Follow-up continued either until patients reached the primary end point, or the age of 18 years, or until the end of the study on October 1, 2013. The primary end point was cardiac death, defined as death, heart transplantation [HTx], or need for mechanical circulatory support (MCS, ventricular assist device, or extracorporeal membrane oxygenation).
We analyzed the data in 2 groups: (1) NT-proBNP values from DC diagnosis onward in children presenting with symptomatic heart failure and (2) NT-proBNP values of children who survived at least the first year after diagnosis and still met the criteria of DC. Children could be represented in both study groups. Analyses in both groups were adjusted for renal function; in the first group, renal dysfunction was dichotomous because this group comprised children <1 year of age and in the second group eGFR was used. The type of DC was analyzed in 2 groups: idiopathic DC (IDC) and DC with underlying cause identified (non-IDC). The study was approved by the medical ethical committee of the Erasmus University Medical Center, Rotterdam, The Netherlands. Informed consent was waived.

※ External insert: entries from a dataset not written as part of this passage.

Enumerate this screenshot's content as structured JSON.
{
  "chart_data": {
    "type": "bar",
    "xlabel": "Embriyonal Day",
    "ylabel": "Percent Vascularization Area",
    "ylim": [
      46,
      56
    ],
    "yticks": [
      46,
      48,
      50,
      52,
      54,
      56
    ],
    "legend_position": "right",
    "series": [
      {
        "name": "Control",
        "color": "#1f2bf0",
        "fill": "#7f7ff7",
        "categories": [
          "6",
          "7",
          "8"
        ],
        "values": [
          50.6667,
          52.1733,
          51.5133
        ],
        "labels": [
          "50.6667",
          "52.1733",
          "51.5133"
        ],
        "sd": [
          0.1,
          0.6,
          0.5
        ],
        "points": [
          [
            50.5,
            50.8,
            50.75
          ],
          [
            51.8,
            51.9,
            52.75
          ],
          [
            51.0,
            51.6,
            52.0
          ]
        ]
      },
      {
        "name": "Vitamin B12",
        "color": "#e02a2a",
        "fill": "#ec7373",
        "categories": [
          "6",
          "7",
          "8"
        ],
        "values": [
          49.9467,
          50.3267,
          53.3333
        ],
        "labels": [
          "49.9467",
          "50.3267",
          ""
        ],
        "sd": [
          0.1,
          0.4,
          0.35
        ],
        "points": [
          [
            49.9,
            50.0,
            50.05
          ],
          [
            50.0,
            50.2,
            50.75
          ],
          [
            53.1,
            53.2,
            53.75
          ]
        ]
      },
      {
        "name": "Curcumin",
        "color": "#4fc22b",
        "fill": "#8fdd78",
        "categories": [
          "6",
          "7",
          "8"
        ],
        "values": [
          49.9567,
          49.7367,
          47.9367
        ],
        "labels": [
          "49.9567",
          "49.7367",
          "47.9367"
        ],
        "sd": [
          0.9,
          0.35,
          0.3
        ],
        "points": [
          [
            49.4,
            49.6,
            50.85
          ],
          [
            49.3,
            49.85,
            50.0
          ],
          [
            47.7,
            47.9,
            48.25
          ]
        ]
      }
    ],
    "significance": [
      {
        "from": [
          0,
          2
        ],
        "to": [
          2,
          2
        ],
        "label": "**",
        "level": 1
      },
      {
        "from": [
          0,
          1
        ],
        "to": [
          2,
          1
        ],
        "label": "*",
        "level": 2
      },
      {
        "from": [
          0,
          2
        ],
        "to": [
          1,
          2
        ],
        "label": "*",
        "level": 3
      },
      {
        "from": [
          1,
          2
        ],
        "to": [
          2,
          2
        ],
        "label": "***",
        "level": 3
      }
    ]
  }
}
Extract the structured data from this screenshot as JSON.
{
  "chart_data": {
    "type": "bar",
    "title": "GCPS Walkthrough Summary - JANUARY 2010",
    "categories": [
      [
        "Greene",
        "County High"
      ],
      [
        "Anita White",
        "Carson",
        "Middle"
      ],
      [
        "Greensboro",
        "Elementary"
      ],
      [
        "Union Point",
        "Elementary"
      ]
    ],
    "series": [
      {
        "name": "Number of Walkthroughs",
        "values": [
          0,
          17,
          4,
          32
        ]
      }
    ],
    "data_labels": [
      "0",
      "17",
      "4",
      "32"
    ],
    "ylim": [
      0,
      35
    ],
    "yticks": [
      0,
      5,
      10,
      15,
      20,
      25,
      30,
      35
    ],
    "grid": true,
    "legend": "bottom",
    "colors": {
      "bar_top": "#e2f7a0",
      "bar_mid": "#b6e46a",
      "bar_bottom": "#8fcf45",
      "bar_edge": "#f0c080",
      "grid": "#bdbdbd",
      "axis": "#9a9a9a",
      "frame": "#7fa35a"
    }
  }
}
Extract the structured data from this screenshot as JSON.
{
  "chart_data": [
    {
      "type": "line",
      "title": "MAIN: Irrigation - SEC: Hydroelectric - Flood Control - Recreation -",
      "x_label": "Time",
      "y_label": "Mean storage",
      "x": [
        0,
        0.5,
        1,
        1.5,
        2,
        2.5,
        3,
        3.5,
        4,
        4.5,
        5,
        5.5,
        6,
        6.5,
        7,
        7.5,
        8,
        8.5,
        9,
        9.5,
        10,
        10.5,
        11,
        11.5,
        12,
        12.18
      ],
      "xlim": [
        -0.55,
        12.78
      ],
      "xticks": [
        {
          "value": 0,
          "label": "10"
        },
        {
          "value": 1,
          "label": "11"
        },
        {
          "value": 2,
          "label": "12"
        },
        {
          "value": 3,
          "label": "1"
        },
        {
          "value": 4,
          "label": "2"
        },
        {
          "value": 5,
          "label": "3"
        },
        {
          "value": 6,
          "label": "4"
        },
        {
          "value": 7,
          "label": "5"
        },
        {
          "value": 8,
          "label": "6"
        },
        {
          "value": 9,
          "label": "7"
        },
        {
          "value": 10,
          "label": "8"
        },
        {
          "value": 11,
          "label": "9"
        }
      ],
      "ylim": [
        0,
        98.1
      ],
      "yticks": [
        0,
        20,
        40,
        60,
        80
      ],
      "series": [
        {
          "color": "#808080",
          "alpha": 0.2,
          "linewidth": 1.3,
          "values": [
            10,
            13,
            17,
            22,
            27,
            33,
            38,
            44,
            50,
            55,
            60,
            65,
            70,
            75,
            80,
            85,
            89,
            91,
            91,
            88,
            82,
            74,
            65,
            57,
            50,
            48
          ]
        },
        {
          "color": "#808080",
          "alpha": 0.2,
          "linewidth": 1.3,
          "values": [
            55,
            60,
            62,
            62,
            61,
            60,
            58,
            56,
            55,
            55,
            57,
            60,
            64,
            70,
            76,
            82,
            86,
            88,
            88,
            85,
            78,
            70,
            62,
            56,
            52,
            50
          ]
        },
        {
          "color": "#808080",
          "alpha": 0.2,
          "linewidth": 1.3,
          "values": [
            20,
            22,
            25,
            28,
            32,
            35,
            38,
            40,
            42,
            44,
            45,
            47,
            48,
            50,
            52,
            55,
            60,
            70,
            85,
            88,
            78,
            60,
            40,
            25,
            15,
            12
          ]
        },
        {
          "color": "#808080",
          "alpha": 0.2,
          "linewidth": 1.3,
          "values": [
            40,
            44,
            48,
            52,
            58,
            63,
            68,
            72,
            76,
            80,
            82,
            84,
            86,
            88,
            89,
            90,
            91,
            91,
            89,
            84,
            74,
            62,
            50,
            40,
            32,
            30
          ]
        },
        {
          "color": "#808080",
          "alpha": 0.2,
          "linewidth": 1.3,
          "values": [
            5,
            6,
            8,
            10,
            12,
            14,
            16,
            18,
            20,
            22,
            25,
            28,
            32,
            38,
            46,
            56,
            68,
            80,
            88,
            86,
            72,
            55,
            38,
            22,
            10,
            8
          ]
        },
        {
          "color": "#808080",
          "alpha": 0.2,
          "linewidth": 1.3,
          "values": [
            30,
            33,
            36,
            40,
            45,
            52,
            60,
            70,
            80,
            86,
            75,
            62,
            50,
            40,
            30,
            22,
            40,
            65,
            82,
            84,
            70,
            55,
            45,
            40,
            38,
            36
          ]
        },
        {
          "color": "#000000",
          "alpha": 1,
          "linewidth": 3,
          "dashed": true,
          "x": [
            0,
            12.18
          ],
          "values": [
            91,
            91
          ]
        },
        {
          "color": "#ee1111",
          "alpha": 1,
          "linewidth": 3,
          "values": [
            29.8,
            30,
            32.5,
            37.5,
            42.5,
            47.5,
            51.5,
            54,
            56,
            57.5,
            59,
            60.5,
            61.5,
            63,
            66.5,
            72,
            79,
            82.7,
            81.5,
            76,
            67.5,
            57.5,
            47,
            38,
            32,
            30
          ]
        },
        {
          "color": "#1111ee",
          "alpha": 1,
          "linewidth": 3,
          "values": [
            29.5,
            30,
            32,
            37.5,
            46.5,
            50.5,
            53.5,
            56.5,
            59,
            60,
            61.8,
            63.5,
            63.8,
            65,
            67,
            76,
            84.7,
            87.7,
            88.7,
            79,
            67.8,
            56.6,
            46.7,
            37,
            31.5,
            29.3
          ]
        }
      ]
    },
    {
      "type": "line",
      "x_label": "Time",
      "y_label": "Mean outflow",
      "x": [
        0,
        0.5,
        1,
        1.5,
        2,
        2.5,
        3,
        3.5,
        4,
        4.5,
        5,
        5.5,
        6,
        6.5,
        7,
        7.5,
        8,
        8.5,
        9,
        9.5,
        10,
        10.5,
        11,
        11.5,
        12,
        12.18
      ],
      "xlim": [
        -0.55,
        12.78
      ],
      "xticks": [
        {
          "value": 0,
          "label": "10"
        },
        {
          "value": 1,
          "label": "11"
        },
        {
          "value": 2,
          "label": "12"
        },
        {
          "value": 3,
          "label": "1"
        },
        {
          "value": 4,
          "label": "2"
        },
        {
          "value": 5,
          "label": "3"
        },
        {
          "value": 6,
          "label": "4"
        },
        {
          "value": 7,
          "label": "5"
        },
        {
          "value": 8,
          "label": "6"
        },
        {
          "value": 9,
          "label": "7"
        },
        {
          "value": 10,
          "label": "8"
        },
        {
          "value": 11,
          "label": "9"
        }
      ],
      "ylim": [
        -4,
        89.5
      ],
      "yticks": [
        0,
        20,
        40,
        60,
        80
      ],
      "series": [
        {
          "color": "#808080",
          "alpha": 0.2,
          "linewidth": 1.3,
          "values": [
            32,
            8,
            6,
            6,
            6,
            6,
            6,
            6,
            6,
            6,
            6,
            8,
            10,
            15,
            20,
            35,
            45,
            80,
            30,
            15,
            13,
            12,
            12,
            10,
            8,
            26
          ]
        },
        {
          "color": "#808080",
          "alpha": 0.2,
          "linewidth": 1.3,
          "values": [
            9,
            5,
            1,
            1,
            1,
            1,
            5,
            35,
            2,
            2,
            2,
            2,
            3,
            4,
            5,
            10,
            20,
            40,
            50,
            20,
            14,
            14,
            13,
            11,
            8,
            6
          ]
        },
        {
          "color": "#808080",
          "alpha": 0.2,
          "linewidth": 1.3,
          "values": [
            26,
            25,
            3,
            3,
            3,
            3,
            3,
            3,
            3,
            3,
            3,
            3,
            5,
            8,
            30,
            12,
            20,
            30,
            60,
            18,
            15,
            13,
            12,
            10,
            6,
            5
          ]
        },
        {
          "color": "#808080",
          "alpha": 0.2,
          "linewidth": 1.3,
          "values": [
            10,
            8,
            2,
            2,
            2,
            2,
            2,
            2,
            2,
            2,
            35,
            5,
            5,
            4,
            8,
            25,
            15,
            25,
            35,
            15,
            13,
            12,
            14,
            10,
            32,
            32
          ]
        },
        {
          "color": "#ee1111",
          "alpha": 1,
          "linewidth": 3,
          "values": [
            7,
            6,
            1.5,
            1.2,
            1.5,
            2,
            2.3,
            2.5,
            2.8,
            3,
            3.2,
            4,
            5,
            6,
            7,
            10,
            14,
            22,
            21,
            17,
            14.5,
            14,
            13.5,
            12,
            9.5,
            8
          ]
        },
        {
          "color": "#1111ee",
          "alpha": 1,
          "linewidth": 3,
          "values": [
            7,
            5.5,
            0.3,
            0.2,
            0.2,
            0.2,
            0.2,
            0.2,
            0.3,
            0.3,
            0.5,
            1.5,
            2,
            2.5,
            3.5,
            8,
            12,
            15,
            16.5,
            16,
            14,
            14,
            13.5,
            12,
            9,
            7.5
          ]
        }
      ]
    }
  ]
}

For descriptive statistical analysis, we used IBM SPSS Statistics for Windows, version 21.0 (IBM Corp., Armonk, New York). Continuous data are reported as mean ± SD if normally distributed or otherwise as median and interquartile range (IQR). Medians were compared using the Mann-Whitney U test. Based on our previous observations, we determined thresholds at 1 month and 1 year after diagnosis to identify patients with a very low risk of an end point versus those with an increased risk. Receiver-operating characteristic curves were generated of available NT-proBNP values and points with a relatively high sensitivity were chosen. Using these thresholds, end point–free survival was estimated with the Kaplan-Meier method and the log-rank test was used to determine statistical significance. At 30 days, the Kaplan-Meier analysis only took end points in the first 2 years into account. For advanced statistical analysis of longitudinal and survival data, we used the R environment for statistical computing and graphics (R, version 3.0.2 [2013-09-25]). NT-proBNP was log transformed in all analyses because it was non-normally distributed. To assess changes in NT-proBNP levels over time, while accounting for the correlation between repeated follow-up measurements in each patient, a linear mixed-effects model analysis was used. To account for the expected differences in evolution of NT-proBNP, we have included 2 separate slope parameters in the fixed- and random-effect parts of the model, 1 for the period from DC diagnosis to 30 days and 1 from 30 days to the end of follow-up (segmented regression). Subsequently, a joint model was constructed to explore how serial NT-proBNP measurements were associated with the risk of an end point. Here, renal function was included as covariate. Residual plots were used to validate the models’ assumptions. The subject-specific regression coefficients from the mixed model that correspond to the slopes of the NT-proBNP profile for the 2 periods were incorporated in a Cox regression model to measure the strength of the association with the hazard of an end point; age and type of DC were included as covariates. The significance level in all analyses was set to 5%.
Results
We included 115 patients with DC, in whom a total of 2,048 NT-proBNP values were analyzed. In 79 patients, NT-proBNP data were available from diagnosis onward and were used in the analysis for the first year after presentation. For the analysis >1 year after presentation, data of 36 patients with previous presentation and of 32 of 79 patients followed from diagnosis onward were available (see Figure 1 ).